The best comedy makes you think, and the season premiere of Key & Peele did not waste any time getting serious. The episode closed with a sketch on police brutality and trigger-happy culture. Keegan Michael-Key, dressed as a white police officer, went through a neighborhood and routinely shot down innocent black men while letting increasingly dangerous white men walk free. The sketch is parodying the reports we often get about police officers who allegedly profile and brutalize seemingly innocent people of color. It also calls attention to our national disillusionment and seeming disinterest in mass shootings.
Because this is a comedy sketch and not a documentary, the scene quickly heightened and became somewhat cartoonish. According to the officer, a man holding a stuffed giraffe had a "big fluffy gun," and the cop even shot his own captain after mistaking his styrofoam coffee cup for a weapon. He asked a white man armed and with visible ammunition to please vacate the area as it had been deemed "dangerous." Naturally, this is all to call attention to the crazy double standards at play. At the end of the sketch, the cop seemingly recognized his wrongs, but shrugged it off saying "the last seven came out of nowhere!"

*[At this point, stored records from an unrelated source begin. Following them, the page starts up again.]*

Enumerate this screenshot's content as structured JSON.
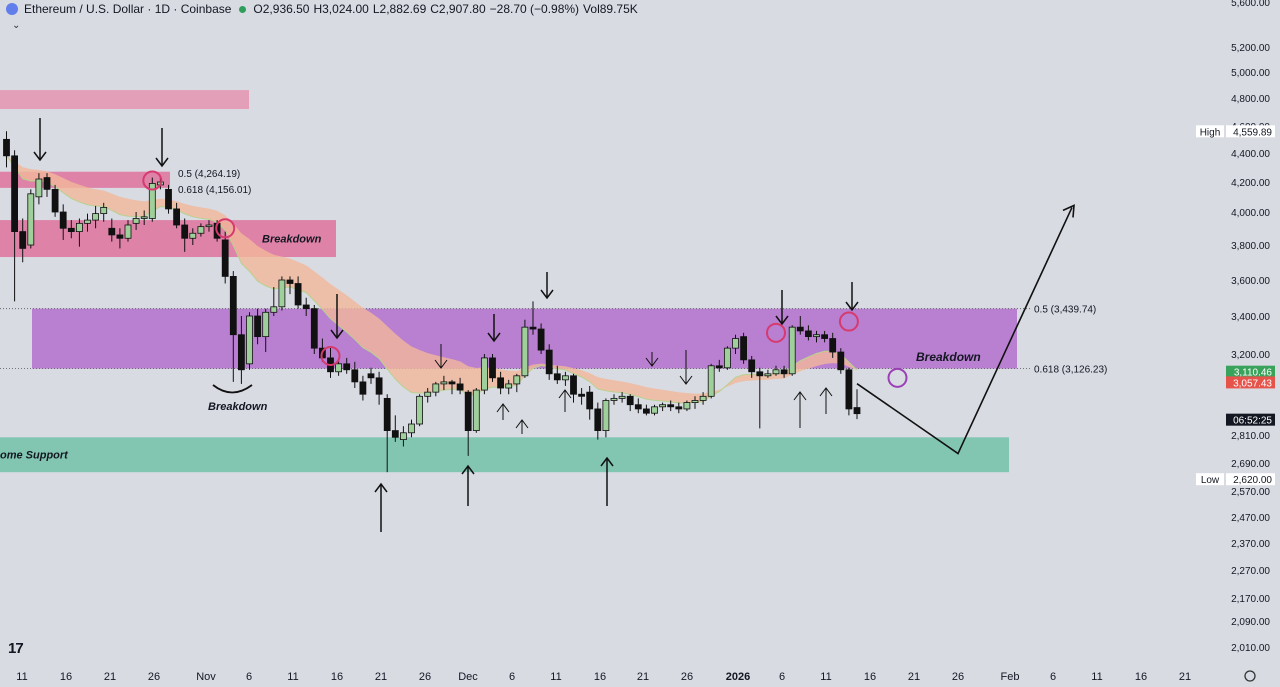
{
  "header": {
    "symbol": "Ethereum / U.S. Dollar · 1D · Coinbase",
    "open": "O2,936.50",
    "high": "H3,024.00",
    "low": "L2,882.69",
    "close": "C2,907.80",
    "change": "−28.70 (−0.98%)",
    "volume": "Vol89.75K"
  },
  "logo": "17",
  "chart_data": {
    "type": "candlestick",
    "y_axis": {
      "ticks": [
        2010,
        2090,
        2170,
        2270,
        2370,
        2470,
        2570,
        2690,
        2810,
        3200,
        3400,
        3600,
        3800,
        4000,
        4200,
        4400,
        4600,
        4800,
        5000,
        5200,
        5600
      ],
      "tick_labels": [
        "2,010.00",
        "2,090.00",
        "2,170.00",
        "2,270.00",
        "2,370.00",
        "2,470.00",
        "2,570.00",
        "2,690.00",
        "2,810.00",
        "3,200.00",
        "3,400.00",
        "3,600.00",
        "3,800.00",
        "4,000.00",
        "4,200.00",
        "4,400.00",
        "4,600.00",
        "4,800.00",
        "5,000.00",
        "5,200.00",
        "5,600.00"
      ],
      "scale": "log"
    },
    "x_axis": {
      "labels": [
        "11",
        "16",
        "21",
        "26",
        "Nov",
        "6",
        "11",
        "16",
        "21",
        "26",
        "Dec",
        "6",
        "11",
        "16",
        "21",
        "26",
        "2026",
        "6",
        "11",
        "16",
        "21",
        "26",
        "Feb",
        "6",
        "11",
        "16",
        "21"
      ],
      "bold_labels": [
        "2026"
      ]
    },
    "price_markers": [
      {
        "label": "High",
        "value": "4,559.89",
        "price": 4559.89,
        "style": "white"
      },
      {
        "label": "",
        "value": "3,110.46",
        "price": 3110.46,
        "style": "green"
      },
      {
        "label": "",
        "value": "3,057.43",
        "price": 3057.43,
        "style": "red"
      },
      {
        "label": "",
        "value": "06:52:25",
        "price": 2880,
        "style": "dark"
      },
      {
        "label": "Low",
        "value": "2,620.00",
        "price": 2620,
        "style": "white"
      }
    ],
    "fib_levels": [
      {
        "label": "0.5 (3,439.74)",
        "price": 3439.74
      },
      {
        "label": "0.618 (3,126.23)",
        "price": 3126.23
      }
    ],
    "zones": [
      {
        "type": "resistance",
        "color": "#e58fad",
        "from": 4720,
        "to": 4860,
        "label": ""
      },
      {
        "type": "resistance",
        "color": "#e06b98",
        "from": 4160,
        "to": 4270,
        "label": ""
      },
      {
        "type": "resistance",
        "color": "#e06b98",
        "from": 3730,
        "to": 3950,
        "label": "Breakdown"
      },
      {
        "type": "range",
        "color": "#b36ecc",
        "from": 3126,
        "to": 3440,
        "label": ""
      },
      {
        "type": "support",
        "color": "#6cc0a4",
        "from": 2650,
        "to": 2800,
        "label": "ome Support"
      }
    ],
    "annotations": [
      "0.5 (4,264.19)",
      "0.618 (4,156.01)",
      "Breakdown",
      "Breakdown",
      "Breakdown"
    ],
    "candles": [
      {
        "o": 4500,
        "h": 4560,
        "l": 4300,
        "c": 4380
      },
      {
        "o": 4380,
        "h": 4420,
        "l": 3480,
        "c": 3880
      },
      {
        "o": 3880,
        "h": 3960,
        "l": 3700,
        "c": 3780
      },
      {
        "o": 3800,
        "h": 4150,
        "l": 3780,
        "c": 4120
      },
      {
        "o": 4100,
        "h": 4260,
        "l": 4050,
        "c": 4220
      },
      {
        "o": 4230,
        "h": 4260,
        "l": 4100,
        "c": 4150
      },
      {
        "o": 4150,
        "h": 4180,
        "l": 3970,
        "c": 4000
      },
      {
        "o": 4000,
        "h": 4050,
        "l": 3830,
        "c": 3900
      },
      {
        "o": 3900,
        "h": 3950,
        "l": 3840,
        "c": 3880
      },
      {
        "o": 3880,
        "h": 3960,
        "l": 3790,
        "c": 3930
      },
      {
        "o": 3930,
        "h": 3990,
        "l": 3880,
        "c": 3950
      },
      {
        "o": 3950,
        "h": 4040,
        "l": 3900,
        "c": 3990
      },
      {
        "o": 3990,
        "h": 4060,
        "l": 3940,
        "c": 4030
      },
      {
        "o": 3900,
        "h": 3960,
        "l": 3820,
        "c": 3860
      },
      {
        "o": 3860,
        "h": 3900,
        "l": 3780,
        "c": 3840
      },
      {
        "o": 3840,
        "h": 3950,
        "l": 3820,
        "c": 3920
      },
      {
        "o": 3930,
        "h": 4000,
        "l": 3890,
        "c": 3960
      },
      {
        "o": 3960,
        "h": 4010,
        "l": 3920,
        "c": 3970
      },
      {
        "o": 3960,
        "h": 4230,
        "l": 3940,
        "c": 4190
      },
      {
        "o": 4180,
        "h": 4230,
        "l": 4150,
        "c": 4200
      },
      {
        "o": 4150,
        "h": 4180,
        "l": 3990,
        "c": 4020
      },
      {
        "o": 4020,
        "h": 4060,
        "l": 3900,
        "c": 3920
      },
      {
        "o": 3920,
        "h": 3960,
        "l": 3760,
        "c": 3840
      },
      {
        "o": 3840,
        "h": 3900,
        "l": 3800,
        "c": 3870
      },
      {
        "o": 3870,
        "h": 3930,
        "l": 3850,
        "c": 3910
      },
      {
        "o": 3910,
        "h": 3950,
        "l": 3880,
        "c": 3920
      },
      {
        "o": 3930,
        "h": 3950,
        "l": 3820,
        "c": 3840
      },
      {
        "o": 3830,
        "h": 3880,
        "l": 3580,
        "c": 3620
      },
      {
        "o": 3620,
        "h": 3650,
        "l": 3060,
        "c": 3300
      },
      {
        "o": 3300,
        "h": 3400,
        "l": 3050,
        "c": 3120
      },
      {
        "o": 3150,
        "h": 3420,
        "l": 3120,
        "c": 3400
      },
      {
        "o": 3400,
        "h": 3440,
        "l": 3250,
        "c": 3290
      },
      {
        "o": 3290,
        "h": 3440,
        "l": 3210,
        "c": 3420
      },
      {
        "o": 3420,
        "h": 3560,
        "l": 3400,
        "c": 3450
      },
      {
        "o": 3450,
        "h": 3620,
        "l": 3430,
        "c": 3600
      },
      {
        "o": 3600,
        "h": 3620,
        "l": 3520,
        "c": 3580
      },
      {
        "o": 3580,
        "h": 3620,
        "l": 3440,
        "c": 3460
      },
      {
        "o": 3460,
        "h": 3500,
        "l": 3400,
        "c": 3440
      },
      {
        "o": 3440,
        "h": 3460,
        "l": 3200,
        "c": 3230
      },
      {
        "o": 3230,
        "h": 3280,
        "l": 3160,
        "c": 3180
      },
      {
        "o": 3180,
        "h": 3240,
        "l": 3080,
        "c": 3110
      },
      {
        "o": 3110,
        "h": 3180,
        "l": 3090,
        "c": 3150
      },
      {
        "o": 3150,
        "h": 3180,
        "l": 3100,
        "c": 3120
      },
      {
        "o": 3120,
        "h": 3160,
        "l": 3030,
        "c": 3060
      },
      {
        "o": 3060,
        "h": 3090,
        "l": 2970,
        "c": 3000
      },
      {
        "o": 3100,
        "h": 3130,
        "l": 3050,
        "c": 3080
      },
      {
        "o": 3080,
        "h": 3110,
        "l": 2950,
        "c": 3000
      },
      {
        "o": 2980,
        "h": 3000,
        "l": 2650,
        "c": 2830
      },
      {
        "o": 2830,
        "h": 2900,
        "l": 2780,
        "c": 2800
      },
      {
        "o": 2790,
        "h": 2850,
        "l": 2760,
        "c": 2820
      },
      {
        "o": 2820,
        "h": 2880,
        "l": 2800,
        "c": 2860
      },
      {
        "o": 2860,
        "h": 3000,
        "l": 2850,
        "c": 2990
      },
      {
        "o": 2990,
        "h": 3030,
        "l": 2960,
        "c": 3010
      },
      {
        "o": 3010,
        "h": 3060,
        "l": 2990,
        "c": 3050
      },
      {
        "o": 3050,
        "h": 3090,
        "l": 3020,
        "c": 3060
      },
      {
        "o": 3060,
        "h": 3070,
        "l": 3000,
        "c": 3050
      },
      {
        "o": 3050,
        "h": 3080,
        "l": 3000,
        "c": 3020
      },
      {
        "o": 3010,
        "h": 3020,
        "l": 2720,
        "c": 2830
      },
      {
        "o": 2830,
        "h": 3030,
        "l": 2820,
        "c": 3020
      },
      {
        "o": 3020,
        "h": 3200,
        "l": 3000,
        "c": 3180
      },
      {
        "o": 3180,
        "h": 3200,
        "l": 3060,
        "c": 3080
      },
      {
        "o": 3080,
        "h": 3110,
        "l": 3000,
        "c": 3030
      },
      {
        "o": 3030,
        "h": 3070,
        "l": 3000,
        "c": 3050
      },
      {
        "o": 3050,
        "h": 3100,
        "l": 3010,
        "c": 3090
      },
      {
        "o": 3090,
        "h": 3380,
        "l": 3080,
        "c": 3340
      },
      {
        "o": 3340,
        "h": 3480,
        "l": 3300,
        "c": 3330
      },
      {
        "o": 3330,
        "h": 3360,
        "l": 3200,
        "c": 3220
      },
      {
        "o": 3220,
        "h": 3250,
        "l": 3070,
        "c": 3100
      },
      {
        "o": 3100,
        "h": 3140,
        "l": 3050,
        "c": 3070
      },
      {
        "o": 3070,
        "h": 3110,
        "l": 3040,
        "c": 3090
      },
      {
        "o": 3090,
        "h": 3100,
        "l": 2960,
        "c": 3000
      },
      {
        "o": 3000,
        "h": 3030,
        "l": 2950,
        "c": 2990
      },
      {
        "o": 3010,
        "h": 3040,
        "l": 2880,
        "c": 2930
      },
      {
        "o": 2930,
        "h": 2960,
        "l": 2790,
        "c": 2830
      },
      {
        "o": 2830,
        "h": 2980,
        "l": 2800,
        "c": 2970
      },
      {
        "o": 2970,
        "h": 3000,
        "l": 2950,
        "c": 2980
      },
      {
        "o": 2980,
        "h": 3010,
        "l": 2960,
        "c": 2990
      },
      {
        "o": 2990,
        "h": 3000,
        "l": 2920,
        "c": 2950
      },
      {
        "o": 2950,
        "h": 2980,
        "l": 2910,
        "c": 2930
      },
      {
        "o": 2930,
        "h": 2950,
        "l": 2900,
        "c": 2910
      },
      {
        "o": 2910,
        "h": 2950,
        "l": 2900,
        "c": 2940
      },
      {
        "o": 2940,
        "h": 2960,
        "l": 2920,
        "c": 2950
      },
      {
        "o": 2950,
        "h": 2970,
        "l": 2920,
        "c": 2940
      },
      {
        "o": 2940,
        "h": 2960,
        "l": 2910,
        "c": 2930
      },
      {
        "o": 2930,
        "h": 2970,
        "l": 2920,
        "c": 2960
      },
      {
        "o": 2960,
        "h": 2990,
        "l": 2930,
        "c": 2970
      },
      {
        "o": 2970,
        "h": 3010,
        "l": 2950,
        "c": 2990
      },
      {
        "o": 2990,
        "h": 3150,
        "l": 2980,
        "c": 3140
      },
      {
        "o": 3140,
        "h": 3170,
        "l": 3110,
        "c": 3130
      },
      {
        "o": 3130,
        "h": 3240,
        "l": 3120,
        "c": 3230
      },
      {
        "o": 3230,
        "h": 3300,
        "l": 3200,
        "c": 3280
      },
      {
        "o": 3290,
        "h": 3310,
        "l": 3150,
        "c": 3170
      },
      {
        "o": 3170,
        "h": 3190,
        "l": 3080,
        "c": 3110
      },
      {
        "o": 3110,
        "h": 3130,
        "l": 2840,
        "c": 3090
      },
      {
        "o": 3090,
        "h": 3120,
        "l": 3080,
        "c": 3100
      },
      {
        "o": 3100,
        "h": 3140,
        "l": 3090,
        "c": 3120
      },
      {
        "o": 3120,
        "h": 3140,
        "l": 3080,
        "c": 3100
      },
      {
        "o": 3100,
        "h": 3350,
        "l": 3090,
        "c": 3340
      },
      {
        "o": 3340,
        "h": 3400,
        "l": 3300,
        "c": 3320
      },
      {
        "o": 3320,
        "h": 3350,
        "l": 3270,
        "c": 3290
      },
      {
        "o": 3290,
        "h": 3320,
        "l": 3260,
        "c": 3300
      },
      {
        "o": 3300,
        "h": 3320,
        "l": 3260,
        "c": 3280
      },
      {
        "o": 3280,
        "h": 3310,
        "l": 3180,
        "c": 3210
      },
      {
        "o": 3210,
        "h": 3230,
        "l": 3100,
        "c": 3120
      },
      {
        "o": 3120,
        "h": 3130,
        "l": 2900,
        "c": 2930
      },
      {
        "o": 2936.5,
        "h": 3024,
        "l": 2882.69,
        "c": 2907.8
      }
    ],
    "projection": [
      {
        "label": "down",
        "x_label_ref": "26",
        "price": 2730
      },
      {
        "label": "up",
        "x_label_ref": "11",
        "price": 4030
      }
    ]
  }
}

Of course, it was funny in a way that's also very not funny. By definition, satire exists on a very thin line. If the sketch makes you uncomfortable it absolutely should, because this is a very real issue in our society. Nervous laughter is just as valuable, especially when it comes to social messages. I much prefer something like this than shock for shock's sake. Key & Peele have covered this issue before with a musical sketch last year as well as the 2013 sketch "Hoodie," but the message this time around is clear — enough is enough. This kind of racism is deadly, horrifying, and exhausting. It needs to end.